Did you ever have that teacher who looked like they would rather amputate their left leg than be in the classroom that day?

That doesn’t exactly make for an exciting day of learning.

Here is the big question…shouldn’t we, as Lutheran educators, be the happiest educators of them all? Every day we get to share the story of God’s amazing grace with our students. Every day we can apply proper use of law and gospel as the greatest aid in classroom management every created. Every day we have the opportunity to sit down with our students for a religion lesson, devotion, and prayer. Every day we can present history, science, and all of our other subjects from a biblical point of view.

You may be thinking, its easy to display that happiness on day one of the school year, but what about after eight straight days of discipline issues and three days in a row of little Johnny puking his guts out?

I am going to challenge you to have the mindset that those are the days where it all the more important to show that happiness in Christ.

Even on their worst days, your students must know they are loved…

Yes, firm discipline must be present. Yes, we must show our displeasure with their actions. Therefore, we must also show that love that our Savior has for us even though we screw up every, single day.

Your students must know you are in control…

Show that even on the worst of days, you are in control of yourself and your emotions. Don’t we preach that to our students and children all the time?
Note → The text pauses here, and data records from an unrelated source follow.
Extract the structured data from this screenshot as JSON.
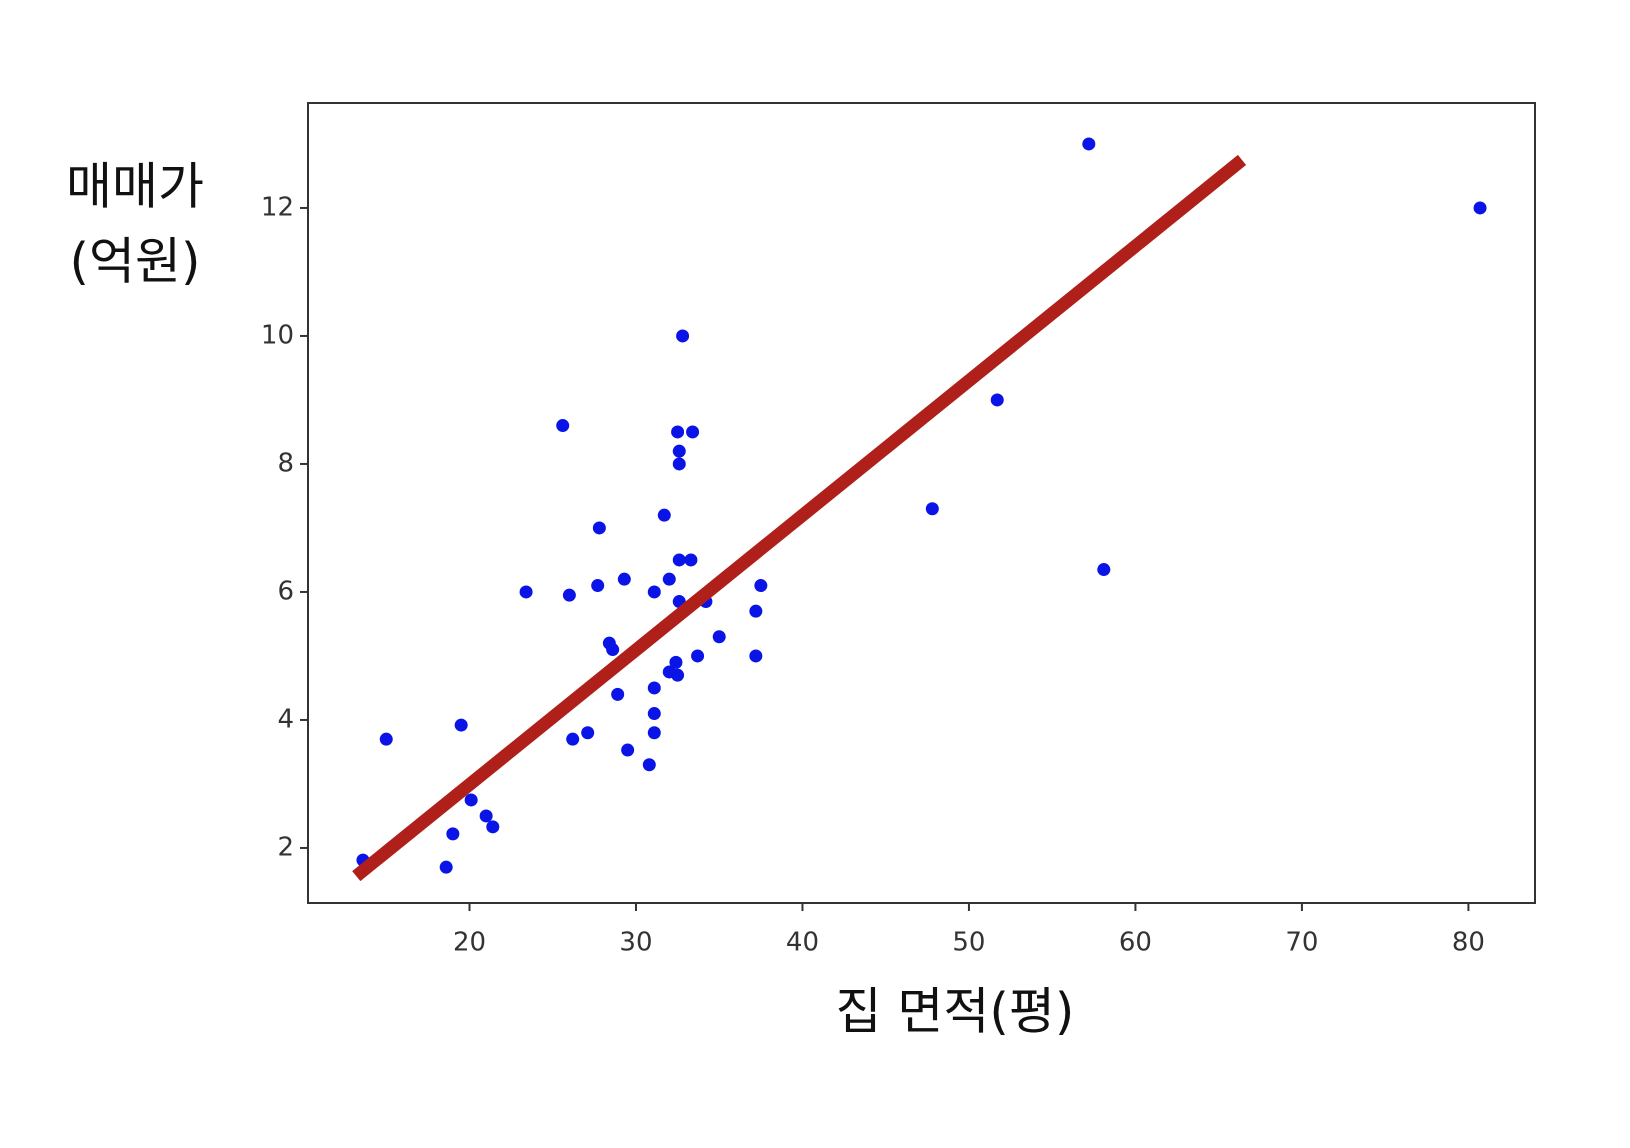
{
  "chart_data": {
    "type": "scatter",
    "xlabel": "집 면적(평)",
    "ylabel": [
      "매매가",
      "(억원)"
    ],
    "xlim": [
      10.3,
      84
    ],
    "ylim": [
      1.14,
      13.64
    ],
    "xticks": [
      20,
      30,
      40,
      50,
      60,
      70,
      80
    ],
    "yticks": [
      2,
      4,
      6,
      8,
      10,
      12
    ],
    "color": "#0a14e6",
    "x": [
      57.2,
      80.7,
      32.8,
      51.7,
      25.6,
      32.5,
      33.4,
      32.6,
      32.6,
      47.8,
      27.8,
      31.7,
      32.6,
      33.3,
      58.1,
      29.3,
      32.0,
      27.7,
      37.5,
      23.4,
      31.1,
      26.0,
      32.6,
      34.2,
      37.2,
      35.0,
      28.4,
      28.6,
      33.7,
      37.2,
      32.4,
      32.0,
      32.5,
      31.1,
      28.9,
      31.1,
      19.5,
      31.1,
      27.1,
      26.2,
      15.0,
      29.5,
      30.8,
      20.1,
      21.0,
      21.4,
      19.0,
      13.6,
      18.6
    ],
    "values": [
      13.0,
      12.0,
      10.0,
      9.0,
      8.6,
      8.5,
      8.5,
      8.2,
      8.0,
      7.3,
      7.0,
      7.2,
      6.5,
      6.5,
      6.35,
      6.2,
      6.2,
      6.1,
      6.1,
      6.0,
      6.0,
      5.95,
      5.85,
      5.85,
      5.7,
      5.3,
      5.2,
      5.1,
      5.0,
      5.0,
      4.9,
      4.75,
      4.7,
      4.5,
      4.4,
      4.1,
      3.92,
      3.8,
      3.8,
      3.7,
      3.7,
      3.53,
      3.3,
      2.75,
      2.5,
      2.33,
      2.22,
      1.81,
      1.7
    ],
    "trend_line": {
      "color": "#b0201a",
      "x": [
        13.2,
        66.4
      ],
      "values": [
        1.56,
        12.75
      ]
    }
  }
}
We must be the model of that behavior for them.

Show those students why you love being a called worker…

I heard that we had over 40 schools who did not receive a teacher graduate out of MLC that requested one this year. That number is shocking! One of our must important jobs is to prepare the students we have for a lifetime of service. If they see us as miserable in our callings, than why would they ever want that calling for themselves? I think we could do an entire blog post on this topic. Show the love for your calling, so your students can see the incredible blessing that is the public ministry.

My 11th Commandment in my classroom…

Thou must laugh every day. Of course I don’t mean to make light of the 10 commandments, what I am saying is that laughter and happiness should take a priority in your ministry and your classroom. Just food for thought.

Finally, be happy. Be happy to know that God is using you to proclaim His Word. Be happy to know that the redeeming work of faith is not up to us and our imperfections. Be happy to know that the Holy Spirit is in charge of that work, our job is to plant the seed.

Be happy in Him, and always show your happiness.